Australian triathlete Melissa Hauschildt exudes a quiet, determined confidence. Staying true to the “Aussie battler” mentality – an Australian colloquialism referring to ordinary people who tough out adversity to see through their commitments – she has persevered a series of mishaps and setbacks that have dashed her hopes at the Ironman World Championship at Kona, Hawaii over the last couple of years.
In 2017, Hauschildt underwent an operation – turned horror show – on one of her iliac arteries. The surgeon accidentally snipped a major artery and blood spurted everywhere. She lost a lot of blood, and had post-surgery complications that weakened her and caused her to struggle at that year’s Kona. In 2016 she had an injury that needed surgery. She had a broken rib in 2015, and a torn pectoral in 2014.
“The biggest race for Ironman is Kona and that’s the one I haven’t ticked off yet,” she says.
Endofibrosis struck again and forced Mel to pull out of Kona.

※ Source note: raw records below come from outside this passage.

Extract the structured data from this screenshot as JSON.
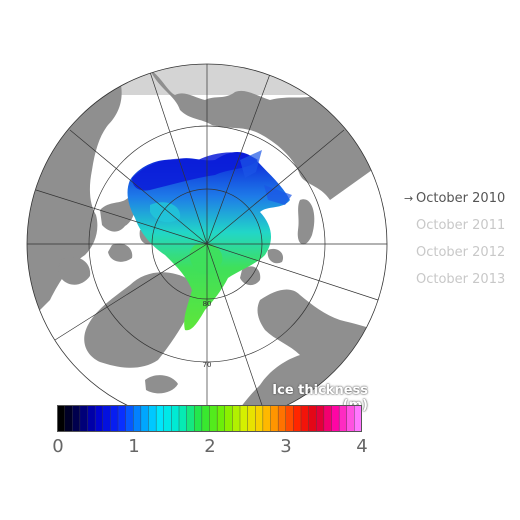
{
  "legend": {
    "title": "Ice thickness (m)",
    "ticks": [
      "0",
      "1",
      "2",
      "3",
      "4"
    ],
    "range": [
      0,
      4
    ]
  },
  "timeline": {
    "items": [
      {
        "label": "October 2010",
        "active": true
      },
      {
        "label": "October 2011",
        "active": false
      },
      {
        "label": "October 2012",
        "active": false
      },
      {
        "label": "October 2013",
        "active": false
      }
    ],
    "arrow": "→"
  },
  "map": {
    "latitude_labels": [
      "80",
      "70"
    ],
    "colors": {
      "land": "#8f8f8f",
      "ocean": "#ffffff",
      "no_data": "#d4d4d4",
      "grid": "#333333"
    }
  }
}
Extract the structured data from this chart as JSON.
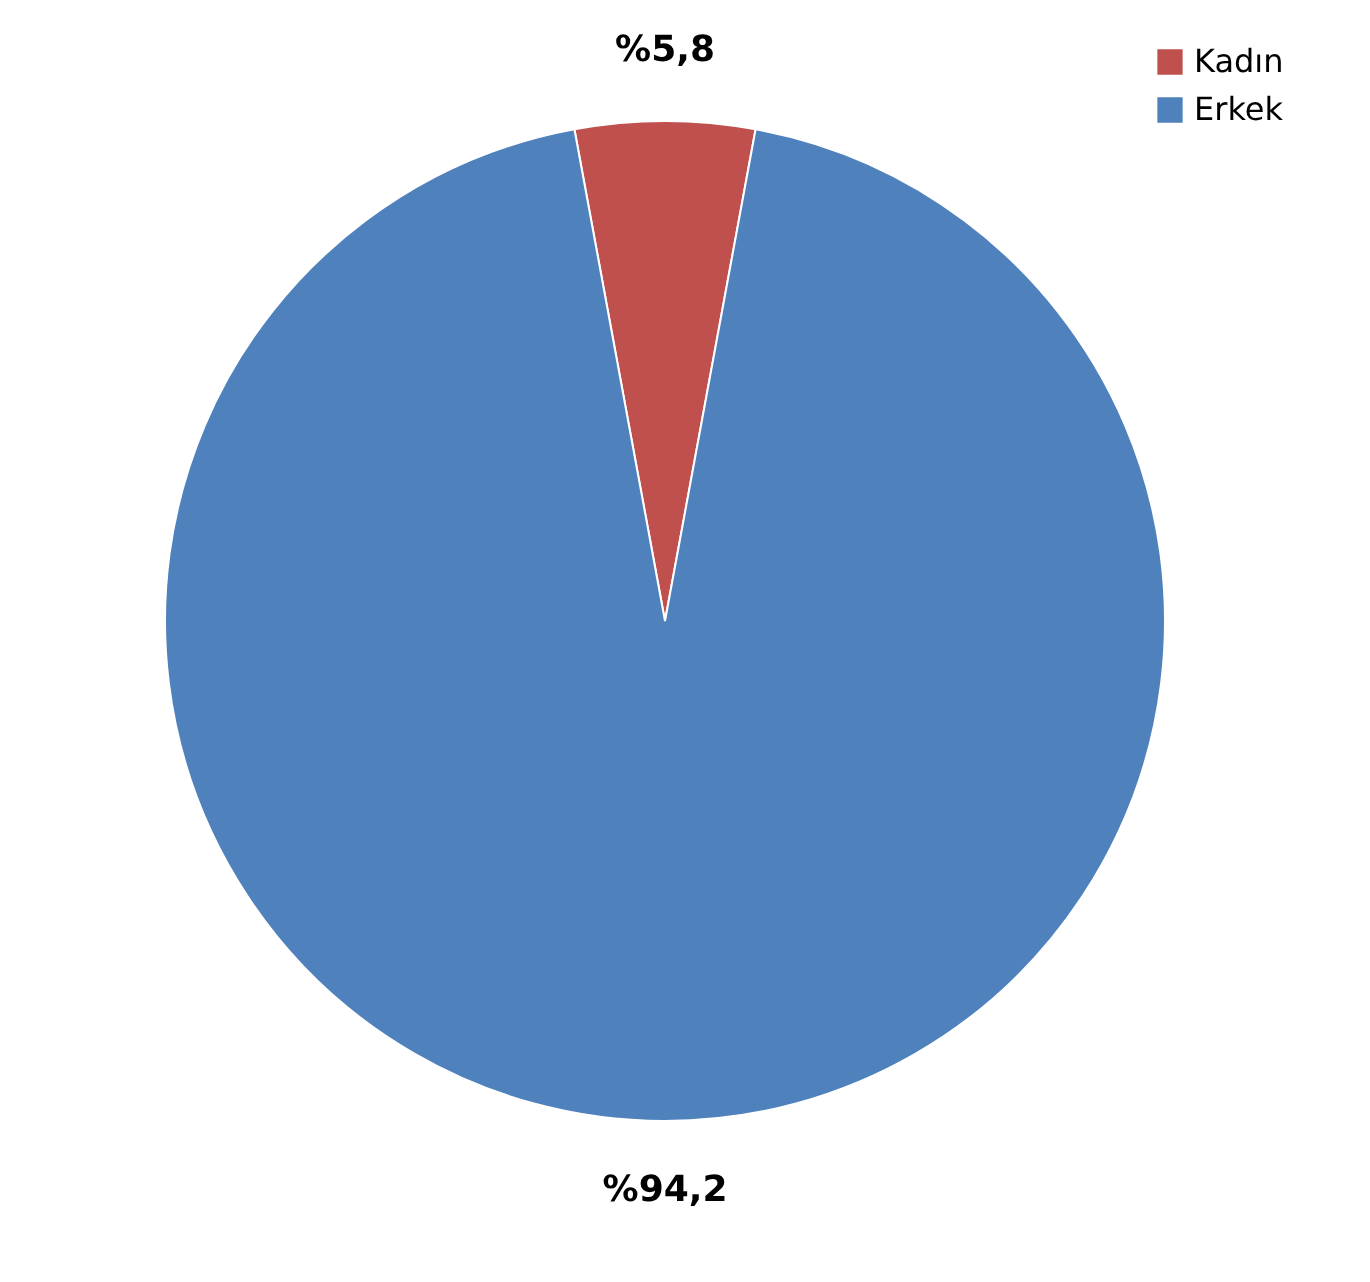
{
  "chart_data": {
    "type": "pie",
    "categories": [
      "Kadın",
      "Erkek"
    ],
    "values": [
      5.8,
      94.2
    ],
    "colors": [
      "#c0504d",
      "#4f81bd"
    ],
    "value_labels": [
      "%5,8",
      "%94,2"
    ],
    "legend": "top right"
  }
}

She hoped this year at Kona would be different. After that dramatic surgery only one year ago, recovery, and a plenty of patience, she has been having one of the best years of her triathlon career, setting the world record (8:31:04) at the Ironman North American Championships, Texas in April. Just as she thought she would be able to give her absolute best at Kona this year, the same physical condition as last year – endofibrosis – struck again.
“Two months ago I raced in the Ironman 70.3 Philippines in Cebu and my right leg shut down on the bike and I was forced to walk/jog/drag my leg across the line for third place,” Hauschildt says. “I got home and tried to get back into training but my leg would not cooperate. I had many tests done at home in Noosa and was told it was not endofibrosis so I continued on as best I could. But it got to the point that I could not even kick in the pool without my leg shutting down. I went back to my surgeon in Melbourne and unfortunately it is iliac artery endofibrosis and I need surgery.”

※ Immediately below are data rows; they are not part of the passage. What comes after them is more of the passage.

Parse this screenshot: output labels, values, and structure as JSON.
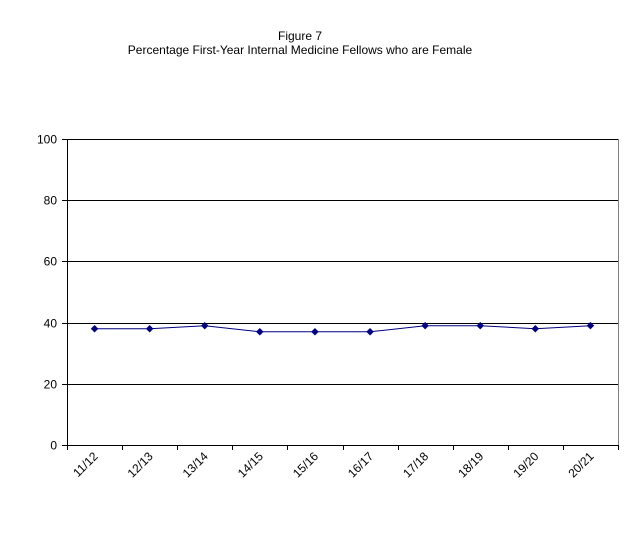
{
  "chart_data": {
    "type": "line",
    "title": "Figure 7",
    "subtitle": "Percentage First-Year Internal Medicine Fellows who are Female",
    "xlabel": "",
    "ylabel": "",
    "categories": [
      "11/12",
      "12/13",
      "13/14",
      "14/15",
      "15/16",
      "16/17",
      "17/18",
      "18/19",
      "19/20",
      "20/21"
    ],
    "series": [
      {
        "values": [
          38,
          38,
          39,
          37,
          37,
          37,
          39,
          39,
          38,
          39
        ]
      }
    ],
    "ylim": [
      0,
      100
    ],
    "yticks": [
      0,
      20,
      40,
      60,
      80,
      100
    ],
    "grid": true,
    "legend": "none",
    "colors": {
      "line": "#000080",
      "marker": "#000080",
      "gridline": "#000000",
      "axis": "#000000"
    }
  }
}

Disappointed as Hauschildt is, there is only one response befitting an athlete of her stature: keep training anyway possible. She has been swimming with a pull buoy, doing lots of strength work. Her plan is to come back stronger and faster than ever.
“The surgeon said it is most common for endofibrosis to come in both legs and that it comes on over years so this means I have been racing with restricted blood flow to this leg for quite a while now,” Hauschildt says. “If I can break a world record with only one healthy leg I can’t wait to see what I can do with two. I will be unstoppable!”
Mel set the Ironman world record (8:31:04) at the Ironman North American Championships in Texas in April.
Hauschildt has been ticking off all the other biggest triathlons in the world. She won the Ironman 70.3 European Championship in June, the Ironman 70.3 North American Championship in April, and the Ironman 70.3 Asia Pacific Championship in 2017, along with a string of other victories at less significant races. Kona, and the Ironman South American and African Championships remain in her sights.
Her operation is in October, and the whole Suunto team wishes her well and a speedy recovery.